An external file that holds a picture, illustration, etc., usually as some form of binary object. The name of referred object is ch7f23.jpg.

Figure 7-23

.

   A heterodimer composed of two homeodomain proteins bound to its DNA recognition site

The yellow helix 4 of the protein on the right (Matα2) is unstructured in the absence of the protein on the left (Mata1), forming a helix only upon heterodimerization. The DNA sequence is thereby recognized jointly by both proteins; some of the protein-DNA contacts made by Matα2 were shown in Figure 7-16. These two proteins are from budding yeast, where the heterodimer specifies a particular cell type (see Figure 7-65). The helices are numbered in accordance with Figure 7-16. (Adapted from T. Li et al., Science 270:262–269, 1995.)

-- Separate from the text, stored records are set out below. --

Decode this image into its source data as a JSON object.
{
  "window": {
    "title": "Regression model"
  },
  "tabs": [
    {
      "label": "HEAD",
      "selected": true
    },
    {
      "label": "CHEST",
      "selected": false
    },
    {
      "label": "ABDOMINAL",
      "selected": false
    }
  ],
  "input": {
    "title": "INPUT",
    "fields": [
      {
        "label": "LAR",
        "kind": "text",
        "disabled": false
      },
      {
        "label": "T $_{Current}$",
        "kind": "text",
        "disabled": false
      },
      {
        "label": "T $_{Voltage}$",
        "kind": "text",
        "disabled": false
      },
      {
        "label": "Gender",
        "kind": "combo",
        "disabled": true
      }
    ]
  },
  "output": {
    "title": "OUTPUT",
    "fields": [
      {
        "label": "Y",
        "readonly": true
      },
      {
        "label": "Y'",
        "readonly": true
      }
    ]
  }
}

Heterodimerization is an example of combinatorial control, in which combinations of different proteins, rather than individual proteins, control a cellular process. Heterodimerization is one of the mechanisms used by eucaryotic cells to control gene expression in this way, and it occurs in a wide variety of different types of gene regulatory proteins (Figure 7-23). As we discuss later, however, the formation of heterodimeric gene regulatory complexes is only one of several combinatorial mechanisms for controlling gene expression.

An external file that holds a picture, illustration, etc., usually as some form of binary object. The name of referred object is ch7f24.jpg.

Figure 7-24

.

   Two DNA-binding domains covalently joined by a flexible polypeptide

The structure shown (called a POU-domain) consists of both a homeodomain and a helix-turn-helix structure (closely related to the bacteriophage λ repressor—see Figure 7-14) joined by a flexible polypeptide “leash,” indicated by the broken lines. The entire protein is encoded in a single gene and is synthesized as a continuous polypeptide chain. The covalent joining of two structures in this way results in a large increase in the affinity of the protein for its specific DNA sequence compared with the DNA affinity of either separate structure. The group of mammalian gene regulatory proteins exemplified by this structure regulate the production of growth factors, immunoglobulins, and other molecules involved in development. The particular example shown is from the Oct-1 protein. (Adapted from J.D. Klemm et al., Cell 77:21–32, 1994.)

During the evolution of gene regulatory proteins, similar combinatorial principles have produced new DNA-binding specificities by joining two distinct DNA-binding domains into a single polypeptide chain (Figure 7-24).

The Helix-Loop-Helix Motif Also Mediates Dimerization and DNA Binding

An external file that holds a picture, illustration, etc., usually as some form of binary object. The name of referred object is ch7f25.jpg.

Figure 7-25

.

   A helix-loop-helix dimer bound to DNA

The two monomers are held together in a four-helix bundle: each monomer contributes two α helices connected by a flexible loop of protein (red). A specific DNA sequence is bound by the two α helices that project from the four-helix bundle. (Adapted from A.R. Ferre-D'Amare et al., Nature 363:38–45, 1993.)

Another important DNA-binding motif, related to the leucine zipper, is the helix-loop-helix (HLH) motif, which should not be confused with the helix-turn-helix motif discussed earlier. An HLH motif consists of a short α helix connected by a loop to a second, longer α helix. The flexibility of the loop allows one helix to fold back and pack against the other. As shown in Figure 7-25, this two-helix structure binds both to DNA and to the HLH motif of a second HLH protein. As with leucine zipper proteins, the second HLH protein can be the same (creating a homodimer) or different (creating a heterodimer). In either case, two α helices that extend from the dimerization interface make specific contacts with the DNA.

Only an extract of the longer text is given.